The Instructions for students are visible while students are building their collection, so use them to describe the specifications of the collection rather than general activity guidance - for example:
- "Include all the work that led up to your final assessment."
- "Include your strongest piece of work this semester and your weakest, and reflect on the difference."
- "Show a piece you're proud of, a moment where you struggled, and an example of how you've grown."
Required number of activities to select: Set a minimum, exact or between x and x, number of activities a student must include before they can submit. This ensures collections meet your expectations for breadth of evidence.
Scheduling deadlines: Set the hand-in deadline. Students have to upload their work before this deadline. After the deadline expires, students will no longer be able to submit and receive feedback. If no deadline is specified at this stage, students are free to utilize the submission section and receive feedback at their convenience.
If a deadline for this step has been set for the students, you have the option to allow for students to submit after the submission deadline has passed. Simply enable this option (as shown on the screenshot below), and students will be able to make progress after the submission deadline as well. Keep in mind that enabling this option will not affect the student analytics - you will still be able to see if students have submitted on time or not.
Uploading files: Choose whether students can upload additional files from their computer to supplement the activities pulled in from FeedbackFruits, and which file types are allowed (all file types are allowed by default).
Step 3: Give Feedback on Student Collection
In this step, you can specify the criteria the collection will be assessed on. Click configure to edit, add, or delete criteria. This uses the same criteria configuration as elsewhere in FeedbackFruits, so you can set up:
- Rubrics - with defined levels and descriptions
- Scales - numerical rating scales
- Comment-only - qualitative feedback without ratings
Click here for a detailed guide on setting criteria.
These criteria become the framework you (and any additional assessors) use to evaluate each student's collection as a whole.
Visibility: Choose when the students can see their feedback. You can set this to immediately, after certain date, or never.
Step 4: Received Reviews
Setting up received reviews is straightforward since there are only two options for this step.
Feedback-on-feedback: You can toggle whether or not students rate their received feedback on a scale of 1 to 10, with optional written clarification.
Scheduling deadlines: Set the deadline for reviewing received feedback. Leave the deadline blank to allow reviewees to view and their feedback indefinitely, without being too late to review.
Grading
After finishing setting up the core of the assignment, it is possible to add the configurable grading module. Click here to learn more about how this grading module works.
Publish grade as: Publish the grade as a percentage or as pass/fail.
Require participating for grade: Please see this article to learn more about this feature.
Scheduling & auto-publish grades: You can set a specific date and time for the grades to be published. It’s also possible to leave the date unset, which allows grades to be published manually instead.
Good to Know
- Instructions do two jobs. Use the general instructions for overall purpose and expectations, and the student-collection instructions for the specifics of what the collection should contain.
- Set a minimum for evidence. The required number of activities ensures students submit enough work to assess meaningfully.

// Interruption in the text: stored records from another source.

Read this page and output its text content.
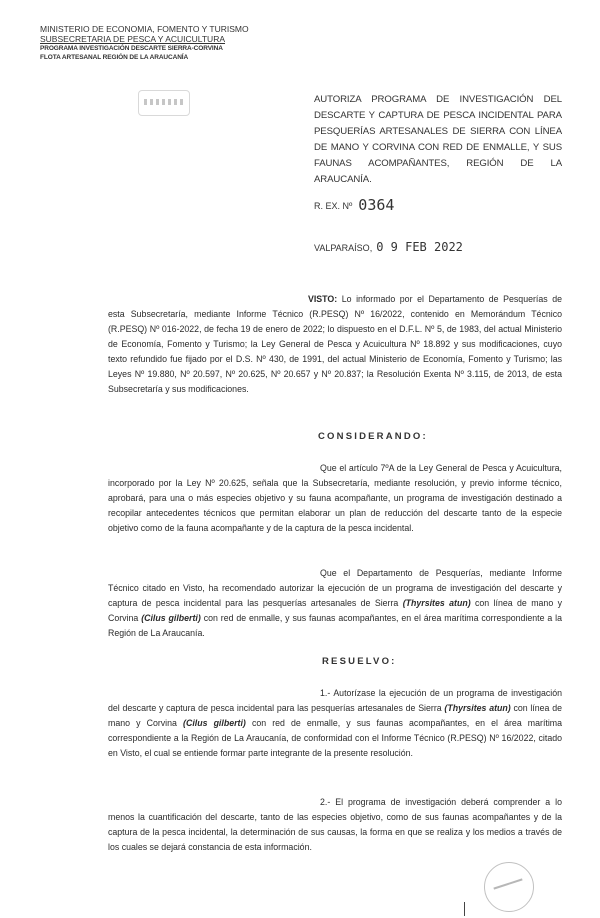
MINISTERIO DE ECONOMIA, FOMENTO Y TURISMO
SUBSECRETARIA DE PESCA Y ACUICULTURA
PROGRAMA INVESTIGACIÓN DESCARTE SIERRA-CORVINA
FLOTA ARTESANAL REGIÓN DE LA ARAUCANÍA
AUTORIZA PROGRAMA DE INVESTIGACIÓN DEL DESCARTE Y CAPTURA DE PESCA INCIDENTAL PARA PESQUERÍAS ARTESANALES DE SIERRA CON LÍNEA DE MANO Y CORVINA CON RED DE ENMALLE, Y SUS FAUNAS ACOMPAÑANTES, REGIÓN DE LA ARAUCANÍA.
R. EX. Nº 0364
VALPARAÍSO, 0 9 FEB 2022
VISTO: Lo informado por el Departamento de Pesquerías de esta Subsecretaría, mediante Informe Técnico (R.PESQ) Nº 16/2022, contenido en Memorándum Técnico (R.PESQ) Nº 016-2022, de fecha 19 de enero de 2022; lo dispuesto en el D.F.L. Nº 5, de 1983, del actual Ministerio de Economía, Fomento y Turismo; la Ley General de Pesca y Acuicultura Nº 18.892 y sus modificaciones, cuyo texto refundido fue fijado por el D.S. Nº 430, de 1991, del actual Ministerio de Economía, Fomento y Turismo; las Leyes Nº 19.880, Nº 20.597, Nº 20.625, Nº 20.657 y Nº 20.837; la Resolución Exenta Nº 3.115, de 2013, de esta Subsecretaría y sus modificaciones.
CONSIDERANDO:
Que el artículo 7ºA de la Ley General de Pesca y Acuicultura, incorporado por la Ley Nº 20.625, señala que la Subsecretaría, mediante resolución, y previo informe técnico, aprobará, para una o más especies objetivo y su fauna acompañante, un programa de investigación destinado a recopilar antecedentes técnicos que permitan elaborar un plan de reducción del descarte tanto de la especie objetivo como de la fauna acompañante y de la captura de la pesca incidental.
Que el Departamento de Pesquerías, mediante Informe Técnico citado en Visto, ha recomendado autorizar la ejecución de un programa de investigación del descarte y captura de pesca incidental para las pesquerías artesanales de Sierra (Thyrsites atun) con línea de mano y Corvina (Cilus gilberti) con red de enmalle, y sus faunas acompañantes, en el área marítima correspondiente a la Región de La Araucanía.
RESUELVO:
1.- Autorízase la ejecución de un programa de investigación del descarte y captura de pesca incidental para las pesquerías artesanales de Sierra (Thyrsites atun) con línea de mano y Corvina (Cilus gilberti) con red de enmalle, y sus faunas acompañantes, en el área marítima correspondiente a la Región de La Araucanía, de conformidad con el Informe Técnico (R.PESQ) Nº 16/2022, citado en Visto, el cual se entiende formar parte integrante de la presente resolución.
2.- El programa de investigación deberá comprender a lo menos la cuantificación del descarte, tanto de las especies objetivo, como de sus faunas acompañantes y de la captura de la pesca incidental, la determinación de sus causas, la forma en que se realiza y los medios a través de los cuales se dejará constancia de esta información.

- Uploads are yours to control. Students can only add files from their computer if you enable uploading, and you decide which file types are allowed.
- Collections are a snapshot. Once a student submits, their collection is locked and frozen as it was at submission, so you assess a stable set of evidence.
- Multiple assessors are supported. A collection can be assessed by more than one assessor independently, and you control when assessment results are released to students.
- Familiar configuration. If you've set up Peer Review or Feedback Request before, the criteria and deadline setup will feel very similar.